眼内炎予防のための目薬を処方します。決められた回数の点眼を必ず継続してください(約2ヶ月継続していただきます)。
手術跡からバイ菌が入ることを防ぐために、清潔を保つようにしてください。目を強く押さえつけたり、こすったりしないように気をつけてください。
手術の翌日から首から下の入浴は可能ですが、顔を濡らさないように注意してください。術後4日目からはいつも通りに洗顔や洗髪、入浴をしていただけます。
手術前日、当日は飲酒を控えてください。翌日からは少量であれば再開して構いません。
車やバイク、自転車の運転は、術後3日目から可能ですが、見え方が安定する時期は個人差がありますので、診察時に医師に確認してください。

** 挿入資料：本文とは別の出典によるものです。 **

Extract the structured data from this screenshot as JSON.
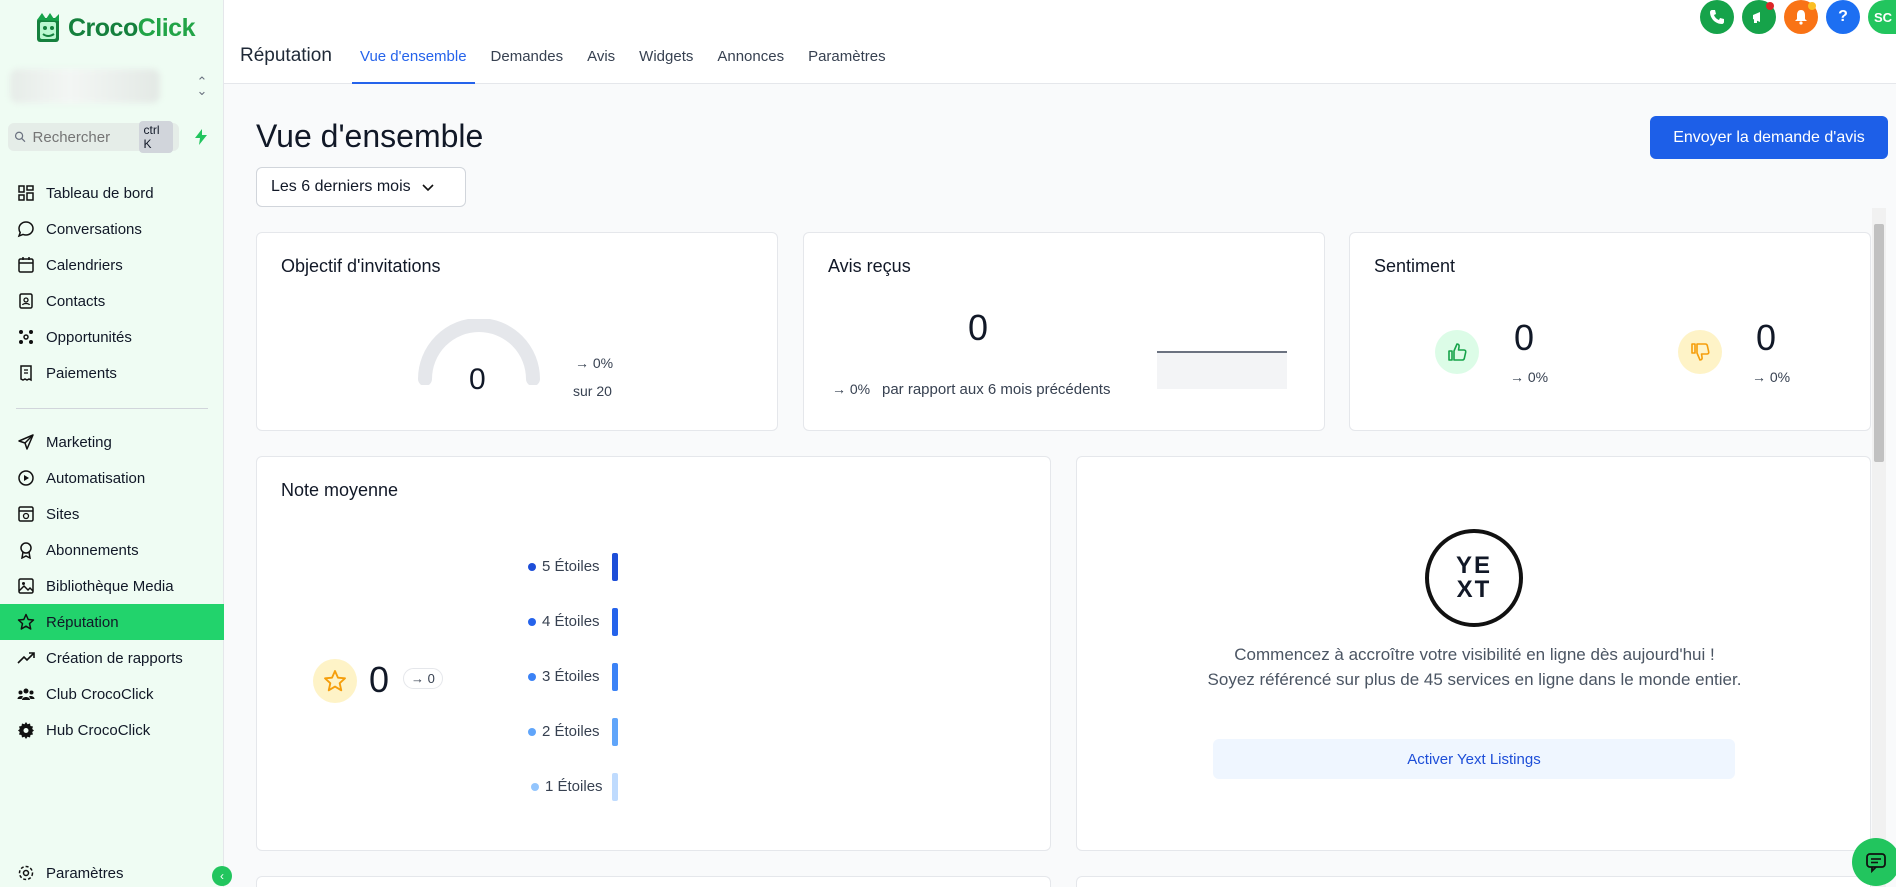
{
  "brand": {
    "name_part1": "Croco",
    "name_part2": "Click"
  },
  "search": {
    "placeholder": "Rechercher",
    "shortcut": "ctrl K"
  },
  "sidebar": {
    "items": [
      {
        "label": "Tableau de bord",
        "icon": "grid-icon"
      },
      {
        "label": "Conversations",
        "icon": "chat-icon"
      },
      {
        "label": "Calendriers",
        "icon": "calendar-icon"
      },
      {
        "label": "Contacts",
        "icon": "contacts-icon"
      },
      {
        "label": "Opportunités",
        "icon": "opportunities-icon"
      },
      {
        "label": "Paiements",
        "icon": "payments-icon"
      }
    ],
    "items2": [
      {
        "label": "Marketing",
        "icon": "send-icon"
      },
      {
        "label": "Automatisation",
        "icon": "automation-icon"
      },
      {
        "label": "Sites",
        "icon": "sites-icon"
      },
      {
        "label": "Abonnements",
        "icon": "badge-icon"
      },
      {
        "label": "Bibliothèque Media",
        "icon": "image-icon"
      },
      {
        "label": "Réputation",
        "icon": "star-icon"
      },
      {
        "label": "Création de rapports",
        "icon": "trend-icon"
      },
      {
        "label": "Club CrocoClick",
        "icon": "users-icon"
      },
      {
        "label": "Hub CrocoClick",
        "icon": "cog-icon"
      }
    ],
    "settings_label": "Paramètres"
  },
  "topbar": {
    "title": "Réputation",
    "tabs": [
      "Vue d'ensemble",
      "Demandes",
      "Avis",
      "Widgets",
      "Annonces",
      "Paramètres"
    ],
    "avatar_initials": "SC",
    "help_label": "?"
  },
  "main": {
    "title": "Vue d'ensemble",
    "send_button": "Envoyer la demande d'avis",
    "range": "Les 6 derniers mois"
  },
  "invitations": {
    "title": "Objectif d'invitations",
    "value": "0",
    "delta": "→ 0%",
    "goal": "sur 20"
  },
  "reviews": {
    "title": "Avis reçus",
    "value": "0",
    "delta": "→ 0%",
    "compare": "par rapport aux 6 mois précédents"
  },
  "sentiment": {
    "title": "Sentiment",
    "positive": "0",
    "positive_delta": "→ 0%",
    "negative": "0",
    "negative_delta": "→ 0%"
  },
  "rating": {
    "title": "Note moyenne",
    "value": "0",
    "delta": "→ 0",
    "rows": [
      {
        "label": "5 Étoiles",
        "color": "#1d4ed8"
      },
      {
        "label": "4 Étoiles",
        "color": "#2563eb"
      },
      {
        "label": "3 Étoiles",
        "color": "#3b82f6"
      },
      {
        "label": "2 Étoiles",
        "color": "#60a5fa"
      },
      {
        "label": "1 Étoiles",
        "color": "#93c5fd"
      }
    ]
  },
  "yext": {
    "line1": "Commencez à accroître votre visibilité en ligne dès aujourd'hui !",
    "line2": "Soyez référencé sur plus de 45 services en ligne dans le monde entier.",
    "button": "Activer Yext Listings",
    "logo_top": "YE",
    "logo_bottom": "XT"
  }
}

ウォーキングなどの軽い運動や日常での家事、デスクワークであれば手術の翌日から可能です。汗をかくような運動、重いものを持つなど重労働は、手術後1週間は控えてください。ゴルフなどの頭を振る動作のある運動は2週間後は控えてください。運動の再開時期は内容によって異なりますので、診察時に確認してください。

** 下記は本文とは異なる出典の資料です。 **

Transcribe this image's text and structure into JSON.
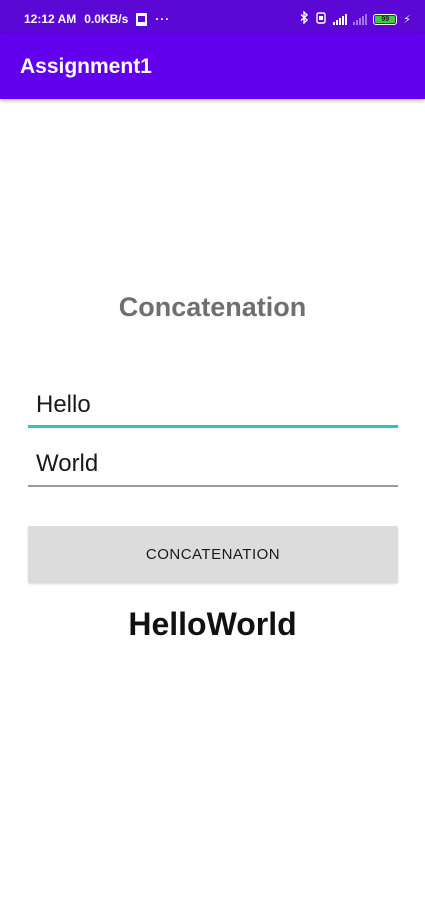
{
  "status_bar": {
    "time": "12:12 AM",
    "network_speed": "0.0KB/s",
    "more": "···",
    "bluetooth_icon": "bluetooth-icon",
    "battery_level": "99",
    "charging_icon": "bolt-icon"
  },
  "app_bar": {
    "title": "Assignment1"
  },
  "main": {
    "heading": "Concatenation",
    "input1": {
      "value": "Hello"
    },
    "input2": {
      "value": "World"
    },
    "button_label": "CONCATENATION",
    "result": "HelloWorld"
  },
  "colors": {
    "status_bar": "#5b07d6",
    "app_bar": "#6200ee",
    "focus_underline": "#2fc4bd",
    "button_bg": "#dcdcdc",
    "heading_text": "#6f6f6f"
  }
}
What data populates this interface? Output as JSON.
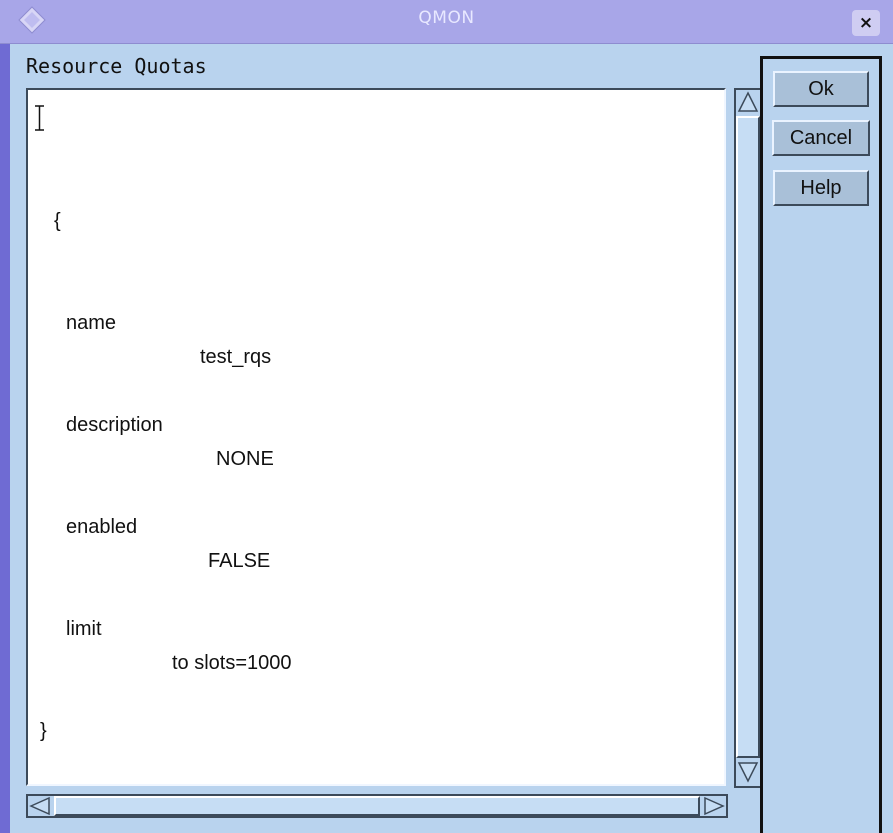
{
  "window": {
    "title": "QMON",
    "close_label": "×"
  },
  "main": {
    "label": "Resource Quotas",
    "editor": {
      "open_brace": "{",
      "lines": [
        {
          "key": "name",
          "value": "test_rqs"
        },
        {
          "key": "description",
          "value": "NONE"
        },
        {
          "key": "enabled",
          "value": "FALSE"
        },
        {
          "key": "limit",
          "value": "to slots=1000"
        }
      ],
      "close_brace": "}"
    }
  },
  "buttons": {
    "ok": "Ok",
    "cancel": "Cancel",
    "help": "Help"
  },
  "colors": {
    "background": "#b9d3ee",
    "titlebar": "#a8a6e8",
    "editor_bg": "#ffffff"
  }
}
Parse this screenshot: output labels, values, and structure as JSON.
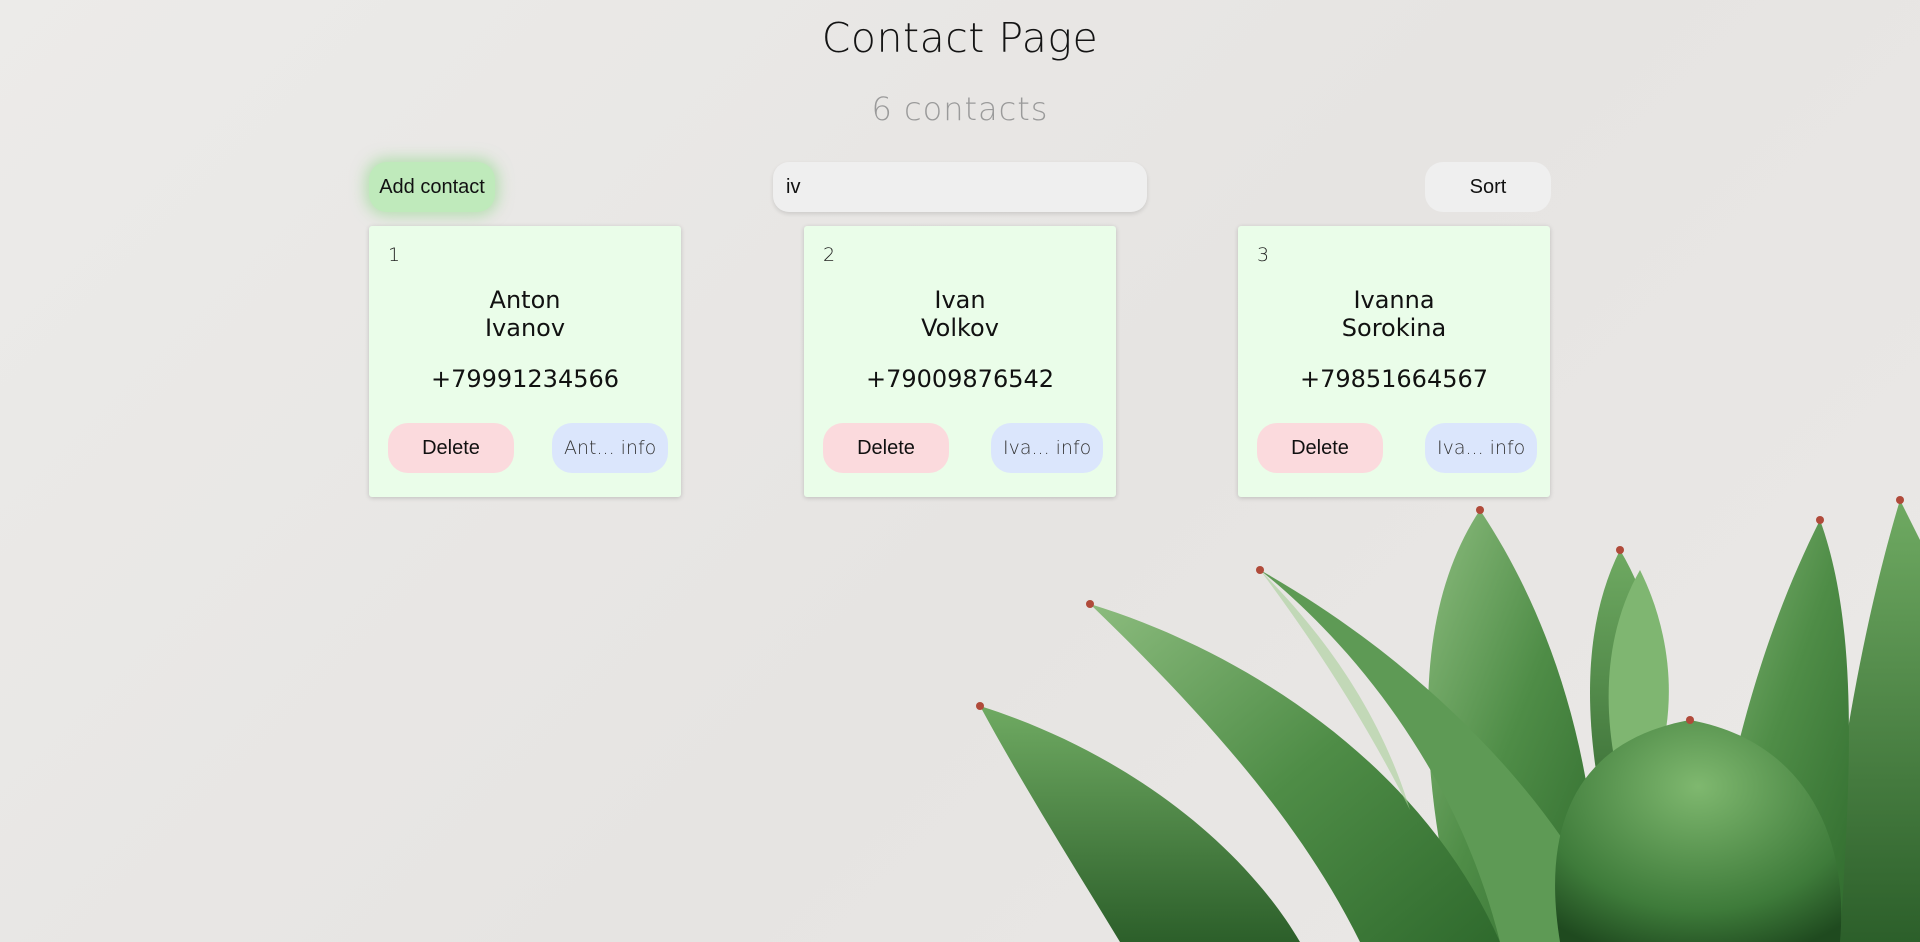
{
  "header": {
    "title": "Contact Page",
    "count_label": "6 contacts"
  },
  "toolbar": {
    "add_label": "Add contact",
    "search_value": "iv",
    "sort_label": "Sort"
  },
  "contacts": [
    {
      "index": "1",
      "first_name": "Anton",
      "last_name": "Ivanov",
      "phone": "+79991234566",
      "delete_label": "Delete",
      "info_label": "Ant... info"
    },
    {
      "index": "2",
      "first_name": "Ivan",
      "last_name": "Volkov",
      "phone": "+79009876542",
      "delete_label": "Delete",
      "info_label": "Iva... info"
    },
    {
      "index": "3",
      "first_name": "Ivanna",
      "last_name": "Sorokina",
      "phone": "+79851664567",
      "delete_label": "Delete",
      "info_label": "Iva... info"
    }
  ],
  "colors": {
    "background": "#e9e7e5",
    "card_background": "#eafde9",
    "add_button": "#bfeabb",
    "delete_button": "#fbdadd",
    "info_button": "#dbe6fc",
    "plant_green": "#4a8a45"
  },
  "decoration": {
    "background_image": "succulent-plant"
  }
}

白内障手術を受けた後の患者さんは、青みがかかって見えるという感覚を自覚される場合があります。この現象は手術後1、2週以内によく起こりますが、特に害はなく多くは経過とともに感じなくなります。また、眼底や視神経に別の病気が隠れていると、手術がうまくいっても視力が思うように出ないことがあります。
最近の白内障手術は大多数の患者さんにとって視力を回復することができる安全な手術となりましたが、手術後に次のような合併症を起こすことがあります。
最も多いのは、眼内レンズを支えている袋(水晶体嚢)の後ろ(後嚢)が手術後1~2年で濁ってくる後発白内障といわれるものです。しかし最近では、特殊なレーザーを用いることにより外来で簡単に治療できます。また非常に稀ですが、網膜剥離や術後感染性眼内炎など、重篤な合併症が起こることもあります。特に、術後感染性眼内炎は、場合によっては失明に至ることもあります。